Keynote, a 500-word overture on our issue theme, and Fiction/Poetry pay $375 each. Legacy, up to 1,000 words, is about a little known aspect of Canadian art history, or a unique twist on a well-known story or figure, pays $750.

 

ONLINE
We have a refreshed visual and navigational experience and are looking for distinctive, diverse and expanded critical perspectives. 

Online Reviews up to 600 words, $250
Short, quirky or serious, descriptive or polemic, online reviews cover events, exhibitions, projects and performances, nationally and internationally, that are of interest to our readers.

News Stories up to 600 words, $250
We accept pitches and tips for news stories and features about issues relevant to contemporary art in Canada, and Canadian artists, exhibitions and trends abroad.

Q + A Interviews up to 2000 words (2500 with an introduction) $400

Essays and Features 1200 to 1800 words, $600
We are committed to voicey, opinionated essays, interviews and feature articles that demonstrate how art is connected to other disciplines—and that take contemporary art as a starting point for broader engagements with society- and culture-at-large. 

Profiles or Investigative Stories 2000 to 2500 words, $1,000
We are committed to supporting writers who pursue in-depth stories requiring time and research to complete. We are looking for investigative pieces that uncover or engage with structural, social, economic, educational and aesthetic realities of the art world and beyond. 

EDITORIAL SUBMISSION GUIDELINES

1. Read our magazine and website regularly to get a sense of our tone and style, and become familiar with Canadian Art’s editorial vision.

2. We publish smart, accessible prose, but not academic writing. We are always interested in original thinking, under-told histories and marginalized voices that challenge the status quo (including the art-world status quo).

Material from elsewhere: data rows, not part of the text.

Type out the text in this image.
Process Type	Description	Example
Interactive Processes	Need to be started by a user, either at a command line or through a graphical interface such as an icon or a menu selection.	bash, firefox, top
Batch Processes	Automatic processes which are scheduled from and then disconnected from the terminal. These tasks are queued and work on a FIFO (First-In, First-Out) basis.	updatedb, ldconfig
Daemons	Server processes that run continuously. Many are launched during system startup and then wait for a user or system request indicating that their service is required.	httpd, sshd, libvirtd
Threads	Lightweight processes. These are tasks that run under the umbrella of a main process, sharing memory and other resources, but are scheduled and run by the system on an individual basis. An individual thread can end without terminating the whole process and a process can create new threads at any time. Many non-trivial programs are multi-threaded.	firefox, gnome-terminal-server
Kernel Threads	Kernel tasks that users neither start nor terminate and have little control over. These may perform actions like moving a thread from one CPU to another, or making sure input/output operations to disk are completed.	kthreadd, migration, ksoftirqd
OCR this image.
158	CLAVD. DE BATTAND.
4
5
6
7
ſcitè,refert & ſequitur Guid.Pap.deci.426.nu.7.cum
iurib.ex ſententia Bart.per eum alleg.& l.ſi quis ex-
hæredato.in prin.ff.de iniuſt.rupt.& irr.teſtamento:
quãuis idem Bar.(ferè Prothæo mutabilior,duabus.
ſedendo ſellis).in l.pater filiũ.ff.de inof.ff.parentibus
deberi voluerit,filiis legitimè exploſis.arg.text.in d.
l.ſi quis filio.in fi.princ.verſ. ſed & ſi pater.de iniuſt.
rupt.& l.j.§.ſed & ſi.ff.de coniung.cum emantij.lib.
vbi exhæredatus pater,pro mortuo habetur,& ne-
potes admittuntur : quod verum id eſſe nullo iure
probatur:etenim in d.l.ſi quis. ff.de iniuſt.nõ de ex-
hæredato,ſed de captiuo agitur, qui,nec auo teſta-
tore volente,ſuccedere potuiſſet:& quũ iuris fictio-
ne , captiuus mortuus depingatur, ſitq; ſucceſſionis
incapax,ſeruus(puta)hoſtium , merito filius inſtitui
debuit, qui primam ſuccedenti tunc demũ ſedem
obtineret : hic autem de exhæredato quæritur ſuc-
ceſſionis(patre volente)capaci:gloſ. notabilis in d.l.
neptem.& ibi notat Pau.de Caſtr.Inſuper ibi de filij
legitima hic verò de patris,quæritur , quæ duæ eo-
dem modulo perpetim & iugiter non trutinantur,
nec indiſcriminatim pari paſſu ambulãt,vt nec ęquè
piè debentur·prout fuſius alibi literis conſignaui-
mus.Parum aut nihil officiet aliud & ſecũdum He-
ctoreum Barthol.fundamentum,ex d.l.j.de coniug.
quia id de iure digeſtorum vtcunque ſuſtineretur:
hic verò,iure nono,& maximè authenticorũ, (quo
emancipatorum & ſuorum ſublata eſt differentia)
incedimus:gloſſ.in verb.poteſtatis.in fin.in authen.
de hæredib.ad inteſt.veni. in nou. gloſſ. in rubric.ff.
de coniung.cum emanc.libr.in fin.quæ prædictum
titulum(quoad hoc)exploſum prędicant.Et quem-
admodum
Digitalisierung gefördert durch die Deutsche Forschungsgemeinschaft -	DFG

3. Are you pitching a review? We are interested in unconventional and generous approaches to the form. We would prefer that the review be exciting and stimulating to readers who have not seen the show, and/or have not had beers with the artists/curators. We currently publish both short and long reviews, but will accept a long review pitch only if it contains a strong, provocative, coherent argument.

4. Manage and refine your pitch. You are pitching us an article, not a doctoral thesis or a book. If you are pitching a review, it is not enough to simply say you’re interested in the show. Tell us why.

5. Check to see if we have already published a piece about the artist, exhibition or concept you are pitching before you get in touch. If you are pitching a thinkpiece, check to see if your idea has already been tackled in the same manner by another writer for us, or for another publication.

6. Compose your story outline and angle using the same tone in which you will write your piece. Use your pitch to show us what kind of writer you are.

7. If you have not worked with us before, attach one or two relevant clips or links.

8. Tell us how long it will take you to turn the piece around and let us know if you are pitching your idea to other publications simultaneously so that we can get back to you within an appropriate time frame.

9. Keep it short: limit the length of your pitch so that it fits on one printed page. Ideally, your pitch is no more than five sentences.

10. We do not typically accept pieces on spec, i.e., pieces that have already been written.

11. We do not typically accept pitches from curators wanting to write on exhibitions that they are organizing or that are hosted at their place of employment, or on artists with whom they are professionally affiliated. We also do not typically accept pitches from artists who wish for us to write about their own work; a portfolio is not a pitch. If you want to let us know about an upcoming project or artist, we would love to hear from you, and if interested will assign a writer to cover your project.